Meski restorasi lahan gambut menghasilkan manfaat karbon tinggi, penting memastikan keseluruhan proses tidak menghasilkan sumber emisi lain sehingga bisa mengurangi serapan karbon yang dihasilkan dari pertumbuhan tanaman.

Kementerian Lingkungan Hidup dan Kehutanan, melalui Pusat Standardisasi Instrumen Ketahanan Bencana dan Perubahan Iklim (PustanDPI) bekerja sama dengan The Mushroom Initiative (TMI), telah menerapkan konsep inovasi 4N: “No Burning, No Plastic, No Chemical Fertilizer, dan Native Species” yang diintegrasikan dalam konsep restorasi rendah emisi.

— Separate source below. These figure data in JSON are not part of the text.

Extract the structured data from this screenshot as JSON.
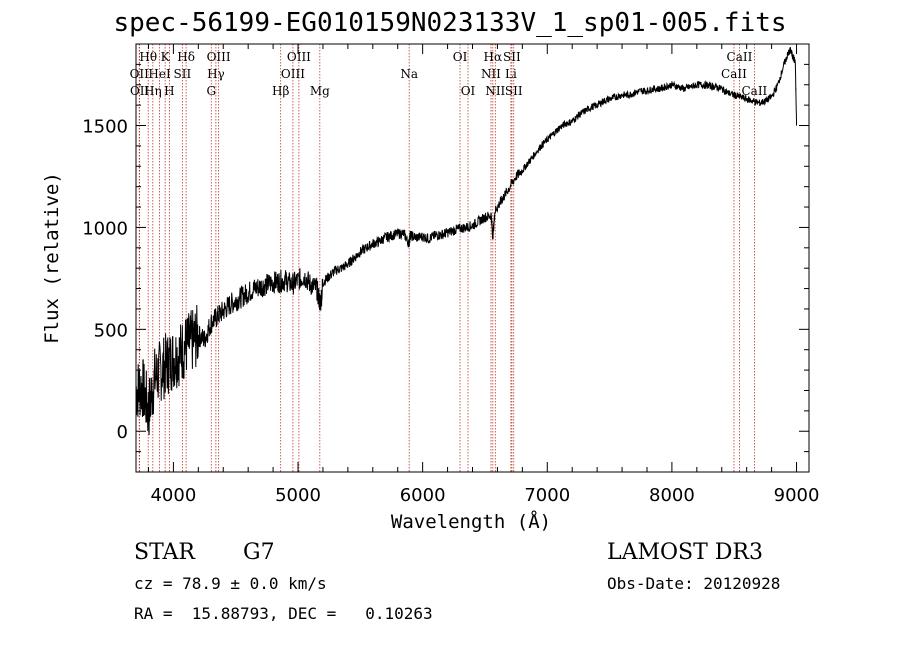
{
  "chart_data": {
    "type": "line",
    "title": "spec-56199-EG010159N023133V_1_sp01-005.fits",
    "xlabel": "Wavelength (Å)",
    "ylabel": "Flux (relative)",
    "xlim": [
      3700,
      9100
    ],
    "ylim": [
      -200,
      1900
    ],
    "xticks": [
      "4000",
      "5000",
      "6000",
      "7000",
      "8000",
      "9000"
    ],
    "yticks": [
      "0",
      "500",
      "1000",
      "1500"
    ],
    "series": [
      {
        "name": "spectrum",
        "x": [
          3700,
          3750,
          3800,
          3850,
          3900,
          3950,
          4000,
          4050,
          4100,
          4150,
          4200,
          4250,
          4300,
          4350,
          4400,
          4450,
          4500,
          4550,
          4600,
          4650,
          4700,
          4750,
          4800,
          4850,
          4900,
          4950,
          5000,
          5050,
          5100,
          5150,
          5180,
          5200,
          5250,
          5300,
          5350,
          5400,
          5450,
          5500,
          5550,
          5600,
          5650,
          5700,
          5750,
          5800,
          5850,
          5890,
          5900,
          5950,
          6000,
          6050,
          6100,
          6150,
          6200,
          6250,
          6300,
          6350,
          6400,
          6450,
          6500,
          6550,
          6563,
          6580,
          6620,
          6650,
          6700,
          6750,
          6800,
          6850,
          6900,
          6950,
          7000,
          7050,
          7100,
          7150,
          7200,
          7250,
          7300,
          7350,
          7400,
          7450,
          7500,
          7550,
          7600,
          7650,
          7700,
          7750,
          7800,
          7850,
          7900,
          7950,
          8000,
          8050,
          8100,
          8150,
          8200,
          8250,
          8300,
          8350,
          8400,
          8450,
          8500,
          8550,
          8600,
          8650,
          8700,
          8750,
          8800,
          8850,
          8900,
          8930,
          8950,
          8970,
          8990,
          9000
        ],
        "y": [
          200,
          220,
          100,
          260,
          300,
          330,
          360,
          380,
          420,
          440,
          470,
          450,
          530,
          560,
          590,
          620,
          640,
          660,
          680,
          700,
          710,
          720,
          730,
          735,
          740,
          720,
          740,
          760,
          720,
          700,
          620,
          730,
          760,
          790,
          800,
          820,
          850,
          880,
          900,
          920,
          930,
          950,
          960,
          970,
          970,
          920,
          960,
          950,
          955,
          945,
          960,
          965,
          975,
          985,
          995,
          1000,
          1010,
          1030,
          1050,
          1060,
          950,
          1080,
          1120,
          1150,
          1200,
          1250,
          1280,
          1320,
          1360,
          1400,
          1430,
          1460,
          1490,
          1510,
          1520,
          1550,
          1570,
          1590,
          1600,
          1620,
          1630,
          1640,
          1650,
          1650,
          1660,
          1670,
          1670,
          1680,
          1680,
          1690,
          1700,
          1690,
          1680,
          1690,
          1700,
          1700,
          1695,
          1690,
          1680,
          1660,
          1650,
          1640,
          1630,
          1620,
          1610,
          1620,
          1640,
          1700,
          1800,
          1850,
          1870,
          1840,
          1810,
          1500
        ]
      }
    ],
    "lines": [
      {
        "x": 3726,
        "label": "OII",
        "row": 2
      },
      {
        "x": 3729,
        "label": "OII",
        "row": 3
      },
      {
        "x": 3798,
        "label": "Hθ",
        "row": 1
      },
      {
        "x": 3835,
        "label": "Hη",
        "row": 3
      },
      {
        "x": 3889,
        "label": "HeI",
        "row": 2
      },
      {
        "x": 3934,
        "label": "K",
        "row": 1
      },
      {
        "x": 3968,
        "label": "H",
        "row": 3
      },
      {
        "x": 4072,
        "label": "SII",
        "row": 2
      },
      {
        "x": 4102,
        "label": "Hδ",
        "row": 1
      },
      {
        "x": 4304,
        "label": "G",
        "row": 3
      },
      {
        "x": 4341,
        "label": "Hγ",
        "row": 2
      },
      {
        "x": 4363,
        "label": "OIII",
        "row": 1
      },
      {
        "x": 4861,
        "label": "Hβ",
        "row": 3
      },
      {
        "x": 4959,
        "label": "OIII",
        "row": 2
      },
      {
        "x": 5007,
        "label": "OIII",
        "row": 1
      },
      {
        "x": 5175,
        "label": "Mg",
        "row": 3
      },
      {
        "x": 5892,
        "label": "Na",
        "row": 2
      },
      {
        "x": 6300,
        "label": "OI",
        "row": 1
      },
      {
        "x": 6364,
        "label": "OI",
        "row": 3
      },
      {
        "x": 6548,
        "label": "NII",
        "row": 2
      },
      {
        "x": 6563,
        "label": "Hα",
        "row": 1
      },
      {
        "x": 6583,
        "label": "NII",
        "row": 3
      },
      {
        "x": 6708,
        "label": "Li",
        "row": 2
      },
      {
        "x": 6716,
        "label": "SII",
        "row": 1
      },
      {
        "x": 6731,
        "label": "SII",
        "row": 3
      },
      {
        "x": 8498,
        "label": "CaII",
        "row": 2
      },
      {
        "x": 8542,
        "label": "CaII",
        "row": 1
      },
      {
        "x": 8662,
        "label": "CaII",
        "row": 3
      }
    ]
  },
  "info": {
    "object_class": "STAR",
    "subclass": "G7",
    "survey": "LAMOST DR3",
    "redshift_text": "cz = 78.9 ± 0.0 km/s",
    "obs_date_text": "Obs-Date: 20120928",
    "coords_text": "RA =  15.88793, DEC =   0.10263"
  },
  "colors": {
    "line_marker": "#c0392b",
    "spectrum": "#000000",
    "axes": "#000000"
  }
}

Konsep inovasi 4N mengedepankan prinsip keberlanjutan untuk mendukung pencapaian tujuan pembangunan berkelanjutan (SDGs) dengan mempertimbangkan aspek lingkungan, ekonomi, dan sosial dari setiap fase aktivitas reforestasi, dari pembibitan, penanaman, hingga fase pemeliharaan yang menjadi titik kritis keberhasilan kegiatan reforestasi di lahan gambut.

Fase pemeliharaan menjadi tahapan penting. Upaya membebaskan tanaman dari penutupan semak belukar dan perlindungan terhadap kebakaran akan menjamin keberhasilan kegiatan reforestasi. Setidaknya ada lima SDGs yang teridentifikasi menjadi kontribusi proyek, yaitu: no poverty, gender equality, climate action, life on land, partnership for the goal.

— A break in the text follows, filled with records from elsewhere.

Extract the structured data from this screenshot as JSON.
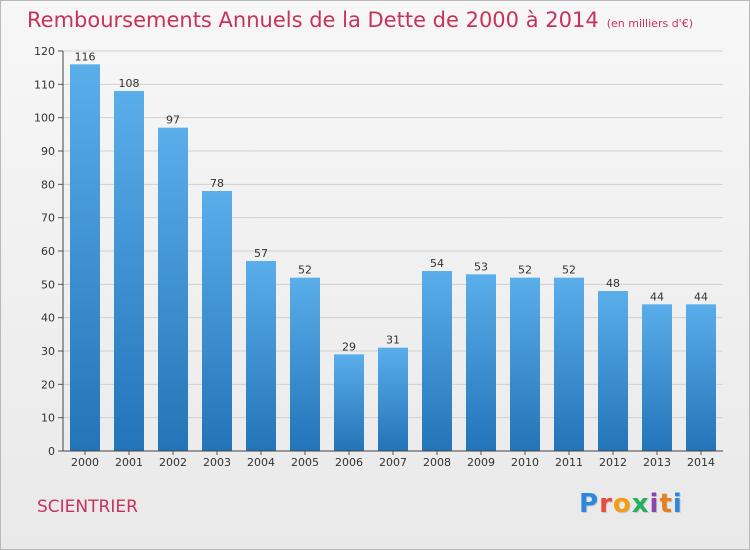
{
  "header": {
    "title": "Remboursements Annuels de la Dette de 2000 à 2014",
    "subtitle": "(en milliers d'€)"
  },
  "footer": {
    "place": "SCIENTRIER",
    "logo": "Proxiti",
    "logo_colors": [
      "#2e86de",
      "#e74c3c",
      "#f39c12",
      "#27ae60",
      "#8e44ad",
      "#e67e22",
      "#2e86de"
    ]
  },
  "colors": {
    "bar_light": "#5aaeea",
    "bar_dark": "#2374b8",
    "title": "#c8325a",
    "grid": "#d0d0d0"
  },
  "chart_data": {
    "type": "bar",
    "title": "Remboursements Annuels de la Dette de 2000 à 2014",
    "subtitle": "(en milliers d'€)",
    "categories": [
      "2000",
      "2001",
      "2002",
      "2003",
      "2004",
      "2005",
      "2006",
      "2007",
      "2008",
      "2009",
      "2010",
      "2011",
      "2012",
      "2013",
      "2014"
    ],
    "values": [
      116,
      108,
      97,
      78,
      57,
      52,
      29,
      31,
      54,
      53,
      52,
      52,
      48,
      44,
      44
    ],
    "ylim": [
      0,
      120
    ],
    "yticks": [
      0,
      10,
      20,
      30,
      40,
      50,
      60,
      70,
      80,
      90,
      100,
      110,
      120
    ],
    "grid": true,
    "data_labels": true
  }
}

Konsep 4N telah diaplikasikan pada dua area reforestasi gambut The Mushroom Initiative di Tumbang Nusa, Kalimantan Tengah; dan Pedamaran, Sumatera Selatan. Berikut ini implementasi inovasi 4N di dua area rawa gambut tersebut:

Tanpa plastik

Untuk proses pembibitan pada kegiatan penanaman per hektare dengan jarak tanam 3 x 3 meter, jumlah plastik polybag yang dibutuhkan mencapai 1.650 unit yang setara dengan ± 9 kilogram plastik. Untuk mengurangi penggunaan plastik, reforestasi proyek ini menggunakan polybag berbahan purun yang diproduksi masyarakat lokal sekitar proyek.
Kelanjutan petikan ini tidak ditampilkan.